The breed started in Newfoundland, when fishermen wanted a sturdy dog to swim in cold waters and help haul in nets, according to Tony Emilio, one of the coordinators of the week long event. The dog was taken to England and bred to be a gentleman's hunting dog, as content to lay near the fireplace as it was to be outside hunting and swimming. The result of generations of breeding led to the animals that graced the grounds and fields, as well as the rings of the fairgrounds: gentle, easygoing and quiet. During an hour-long visit to a specialty show on Friday, one bark escaped from the muzzle of a young pup at ringside. The dogs have proven themselves to be excellent hunting companions, service animals, and family pets.
Kris Wescoll came from Hampswell, Maine, to join her friend Peggy Lands, from Leominster, Mass. Both women breed Labradors to exacting standards. It isn't a hobby for the faint of heart, Lands said. When a dog is 2 years old it is subject to a battery of clearances to check that it will be a good representation of the breed. Hips, elbows, eyes, and heart are checked. Genetic testing is done. And all this before a stud is found and paid for the service. Costs run into the thousands of dollars.
A good breeder will have an agreement with the dog owner for first right of refusal, if life changes make keeping the dog prohibitive. Lands has taken two dogs back from owners. One was the result of a divorce. The other was a dog whose owners lost their jobs and home. “It was heartbreaking for them,” Lands said. “They're in loving homes, and that's what we want.”
A Labrador from a reputable breeder will command $1,400 to $1,800, according to Emilio. These are not the dogs you find in local pet stores.
Caren McWeeny from Plympton, Mass., brought her dog, Jasmine, to the show. McWeeny had Irish Setters for 40 years before she discovered Labradors. “I wish I found them a long time ago,” she said. “They are easy to live with.” One of her dogs visits a nursing home regularly. “She goes wherever she wants. She knows how to approach people.” It's one of the traits that make the breed exceptional as assistance dogs.
McWeeny was also there to see the offspring of dogs she might consider as studs - sperm shopping, she called it. “It's about function,” McWeeny said. “The dog has to be able to jump in the water, carry birds, swim, have a thick coat.”
The National Show, which ran from Oct. 9 through Oct. 12, included hunting, tracking, agility, obedience and confirmation trials. Dogs competed in several different classes, including 6-9 months, 9-12 months, 12-15 months, Open, Black, Yellow and Chocolate classes. The winners of each class competed for winners dog or winners bitch. The Best of Breed went to Grand Champion Danbridge Henry J.
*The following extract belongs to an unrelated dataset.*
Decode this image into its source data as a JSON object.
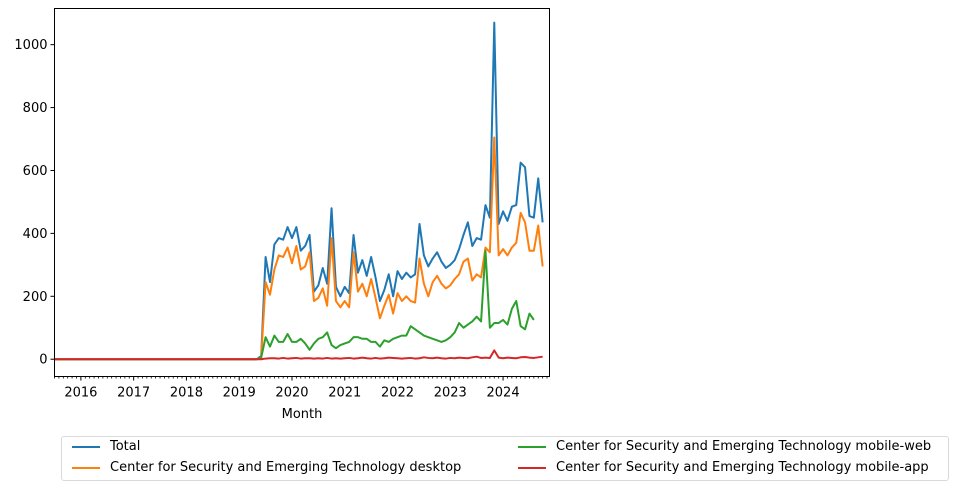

Emilio said the show was a chance for people from all over the country to learn about the breed, but also to have fun and enjoy the dogs. Educational seminars on physical therapy for dogs, proper exercise and genetic research were held. Speakers were scheduled through the week. “People were sitting around in their chairs at night. It's your own little world for a while,” he said.
Attendees took up all the space at two area hotels. Many stayed in RV's on the fairgrounds. Emilio said selling the concept of the lab village was good for the area in many ways. It brought in people from all over the country who had never been to the quiet corner. And he estimates that the event brought between $1,200 to $1,300 per person to area businesses.